150 riders started the stage which had Wout Poels (Team Sky), Robert Kiserlovski (Tinkoff), Thibaut Pinot (FDJ), Laurens De Plus (Etixx-Quick Step), Thomas De Gendt (Lotto-Soudal), Pierre Rolland (Cannondale) and Tsgabu Grmay (Lampre-Merida) in the first break.

That went out to twenty riders and included Robert Kiserlovski (Tinkoff), Jérémy Roy (FDJ), Alexey Lutsenko (Astana), Ben Gastauer (AG2R-La Mondiale), Daryl Impey (Orica-GreenEdge), Jurgen Van den Broeck (Katusha), Tony Gallopin and Thomas De Gendt (Lotto-Soudal), Stephen Cummings and Daniel Teklehaimanot (Dimension Data), Ryder Hesjedal (Trek-Segafredo), Nelson Oliveira (Movistar), Romain Sicard (Direct Energie), Jack Bauer and Tom-Jelte Slagter (Cannondale), Jérôme Coppel (IAM Cycling), Bartosz Huzarski and Paul Voss (Bora-Argon 18) and Tsgabu Grmay (Lampre-Merida).

The gap was at thre minutes and on the category one col de Moissière after 102.5kms, Steve Cummings went off on his own.

Cummings stayed away and 3.08 ahead of Chris Froome's group going into the final ten kilometres.

Alberto Contador gave everything he had to try and shake Chris Froome but the Team Sky rider was having none of it and marked every move along with Richie Porte and Romain Bardet. 

Onto the final climb to Superdévoluy and Cummings had a lead of 3.38 as Dan Martin and Adam Yates caught back up the to Froome group which was fourteen seconds ahead of the Alaphilipe group.

Cummings extended to lead to 4.08 with 1,9km left.and carried on to win in 4.05.06.

Back down the road and 3.58 later, Dan Martin put in a great spurt to finish second with Bardet third whilst Chris Froome finished tenth just behind Porte but ahead of Contador to take the overall win.

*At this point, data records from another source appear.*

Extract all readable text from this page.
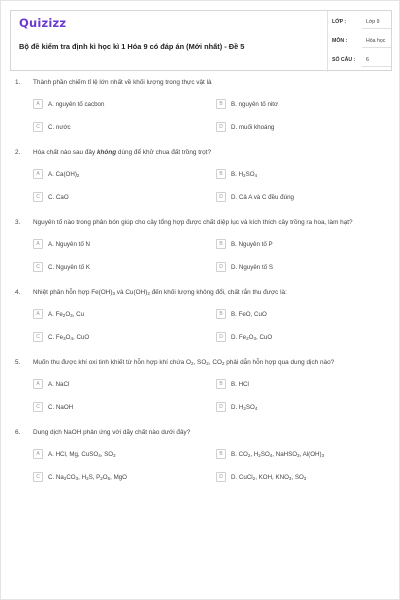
Quizizz
Bộ đề kiểm tra định kì học kì 1 Hóa 9 có đáp án (Mới nhất) - Đề 5
LỚP :	Lớp 9
MÔN :	Hóa học
SỐ CÂU : 6
1. Thành phần chiếm tỉ lệ lớn nhất về khối lượng trong thực vật là
A	A. nguyên tố cacbon	B	B. nguyên tố nitơ
C	C. nước	D	D. muối khoáng
2. Hóa chất nào sau đây không dùng để khử chua đất trồng trọt?
A	A. $Ca(OH)_2$	B	B. $H_2SO_4$
C	C. CaO	D	D. Cả A và C đều đúng
3. Nguyên tố nào trong phân bón giúp cho cây tổng hợp được chất diệp lục và kích thích cây trồng ra hoa, làm hạt?
A	A. Nguyên tố N	B	B. Nguyên tố P
C	C. Nguyên tố K	D	D. Nguyên tố S
4. Nhiệt phân hỗn hợp $Fe(OH)_3$ và $Cu(OH)_2$ đến khối lượng không đổi, chất rắn thu được là:
A	A. $Fe_2O_3$, Cu	B	B. FeO, CuO
C	C. $Fe_3O_4$, CuO	D	D. $Fe_2O_3$, CuO
5. Muốn thu được khí oxi tinh khiết từ hỗn hợp khí chứa $O_2$, $SO_2$, $CO_2$ phải dẫn hỗn hợp qua dung dịch nào?
A	A. NaCl	B	B. HCl
C	C. NaOH	D	D. $H_2SO_4$
6. Dung dịch NaOH phản ứng với dãy chất nào dưới đây?
A	A. HCl, Mg, CuSO$_4$, $SO_2$	B	B. $CO_2$, $H_2SO_4$, NaHSO$_3$, $Al(OH)_3$
C	C. $Na_2CO_3$, $H_2S$, $P_2O_5$, MgO	D	D. CuCl$_2$, KOH, $KNO_3$, $SO_3$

The win for Froome was Team Sky's fifth victory at the Dauphine and saw Froome finsh twelve seconds ahead of Bardet and eighteen seconds ahead of Dan Martin.

"It is geting harder and harder to win," said Cummings. "i was thinking about training for TDF I knew there were not many favourites left and I picked this stage out as one to win."